Splitting a big file into smaller ones basing on a line

I have a pretty big file (more than 20GB) and I'd like to split it into smaller ones, like multiple files of 2GB.

One thing is I have to split before a specific line:

I'm using Python, but if there another solution in shell for example, I'm up for it.

This is how the big file looks like:

bigfile.txt
(20GB)

Recno:: 0
some data...

Recno:: 1
some data...

Recno:: 2
some data...

Recno:: 3
some data...

Recno:: 4
some data...

Recno:: 5
some data...

Recno:: x
some more data...


This is what I want:

file1.txt
(2 GB +/-)

Recno::0
some data...

Recno:: 1
some data...


file2.txt
(2GB +/-)

Recno:: 2
some data...

Recno:: 4
some data...

Recno:: 5
some data...


And so on, and so on...

Thanks !

Answer

You could do something like this:

import sys

try:
    _, size, file = sys.argv
    size = int(size)
except ValueError:
    sys.exit('Usage: splitter.py <size in bytes> <filename to split>')
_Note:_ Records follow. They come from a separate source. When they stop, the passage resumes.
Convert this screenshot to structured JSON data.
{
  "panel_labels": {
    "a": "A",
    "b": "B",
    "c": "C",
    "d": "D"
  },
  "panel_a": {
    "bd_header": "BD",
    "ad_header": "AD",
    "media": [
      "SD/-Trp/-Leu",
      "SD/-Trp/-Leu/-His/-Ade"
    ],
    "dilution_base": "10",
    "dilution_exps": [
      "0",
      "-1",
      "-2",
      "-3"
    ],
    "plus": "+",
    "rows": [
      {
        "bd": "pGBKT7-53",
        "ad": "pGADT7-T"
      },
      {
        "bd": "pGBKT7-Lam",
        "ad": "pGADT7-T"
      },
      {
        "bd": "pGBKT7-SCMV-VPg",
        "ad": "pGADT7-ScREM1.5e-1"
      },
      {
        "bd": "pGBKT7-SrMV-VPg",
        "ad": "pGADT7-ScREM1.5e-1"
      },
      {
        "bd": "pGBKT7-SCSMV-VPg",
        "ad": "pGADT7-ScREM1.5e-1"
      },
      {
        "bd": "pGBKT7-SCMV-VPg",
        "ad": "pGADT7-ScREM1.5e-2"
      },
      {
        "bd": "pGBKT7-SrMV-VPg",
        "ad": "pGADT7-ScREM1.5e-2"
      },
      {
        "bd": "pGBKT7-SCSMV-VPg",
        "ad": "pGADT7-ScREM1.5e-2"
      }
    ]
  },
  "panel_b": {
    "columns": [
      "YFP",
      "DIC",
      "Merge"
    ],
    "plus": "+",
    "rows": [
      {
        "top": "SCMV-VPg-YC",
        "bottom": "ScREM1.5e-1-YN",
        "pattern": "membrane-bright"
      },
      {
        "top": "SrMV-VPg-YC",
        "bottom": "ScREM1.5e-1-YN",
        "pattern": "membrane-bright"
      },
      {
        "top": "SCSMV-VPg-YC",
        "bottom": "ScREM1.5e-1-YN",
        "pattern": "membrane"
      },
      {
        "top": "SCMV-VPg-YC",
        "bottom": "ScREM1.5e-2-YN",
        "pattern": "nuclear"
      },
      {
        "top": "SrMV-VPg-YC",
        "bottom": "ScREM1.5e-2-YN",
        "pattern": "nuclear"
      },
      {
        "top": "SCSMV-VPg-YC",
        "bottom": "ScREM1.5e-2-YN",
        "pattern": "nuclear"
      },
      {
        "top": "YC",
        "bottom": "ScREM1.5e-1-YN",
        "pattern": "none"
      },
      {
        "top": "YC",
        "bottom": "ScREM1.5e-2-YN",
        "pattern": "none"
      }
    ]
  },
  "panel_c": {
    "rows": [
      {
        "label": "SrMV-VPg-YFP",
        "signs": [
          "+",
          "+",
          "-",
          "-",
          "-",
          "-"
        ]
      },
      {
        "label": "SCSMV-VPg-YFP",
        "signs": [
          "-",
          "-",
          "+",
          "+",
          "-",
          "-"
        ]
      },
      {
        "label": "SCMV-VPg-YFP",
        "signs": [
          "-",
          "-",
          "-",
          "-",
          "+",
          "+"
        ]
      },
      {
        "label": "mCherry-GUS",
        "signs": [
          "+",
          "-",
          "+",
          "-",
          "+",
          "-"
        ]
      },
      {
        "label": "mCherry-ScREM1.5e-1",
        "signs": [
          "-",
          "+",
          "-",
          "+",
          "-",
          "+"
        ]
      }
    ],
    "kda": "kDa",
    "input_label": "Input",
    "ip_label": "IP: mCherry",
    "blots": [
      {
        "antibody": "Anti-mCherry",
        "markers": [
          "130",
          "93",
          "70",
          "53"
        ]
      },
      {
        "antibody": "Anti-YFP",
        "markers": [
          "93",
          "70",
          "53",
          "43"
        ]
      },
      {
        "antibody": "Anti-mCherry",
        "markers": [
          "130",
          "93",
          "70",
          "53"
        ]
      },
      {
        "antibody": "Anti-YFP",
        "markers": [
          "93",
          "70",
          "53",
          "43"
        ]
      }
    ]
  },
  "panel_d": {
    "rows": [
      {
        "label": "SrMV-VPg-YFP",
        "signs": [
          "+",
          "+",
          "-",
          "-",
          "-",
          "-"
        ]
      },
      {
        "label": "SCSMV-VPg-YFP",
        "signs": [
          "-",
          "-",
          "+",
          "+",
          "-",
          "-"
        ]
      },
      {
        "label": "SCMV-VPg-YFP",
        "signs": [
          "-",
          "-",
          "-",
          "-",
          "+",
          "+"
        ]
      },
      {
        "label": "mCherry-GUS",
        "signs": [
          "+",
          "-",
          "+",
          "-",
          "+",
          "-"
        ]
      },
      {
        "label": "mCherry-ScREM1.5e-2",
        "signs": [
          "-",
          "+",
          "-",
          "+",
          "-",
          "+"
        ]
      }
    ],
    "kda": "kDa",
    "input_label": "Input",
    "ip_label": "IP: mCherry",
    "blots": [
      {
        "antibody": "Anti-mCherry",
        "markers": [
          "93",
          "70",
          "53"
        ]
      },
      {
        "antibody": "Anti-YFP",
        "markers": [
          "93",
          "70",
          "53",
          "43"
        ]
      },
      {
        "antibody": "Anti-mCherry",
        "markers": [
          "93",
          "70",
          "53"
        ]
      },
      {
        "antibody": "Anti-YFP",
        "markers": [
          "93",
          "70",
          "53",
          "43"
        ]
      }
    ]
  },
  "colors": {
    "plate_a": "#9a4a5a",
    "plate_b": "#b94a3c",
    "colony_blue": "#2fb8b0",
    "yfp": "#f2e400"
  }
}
with open(file) as infile:
    count = 0
    current_size = 0
    # you could do something more
    # fancy with the name like use
    # os.path.splitext
    outfile = open(file+'_0')
    for line in infile:
        if current_size > size and line.startswith('Recno'):
            outfile.close()
            count += 1
            current_size = 0
            outfile = open(file+'_{}'.format(count))
        current_size += len(line)
        outfile.write(line)
    outfile.close()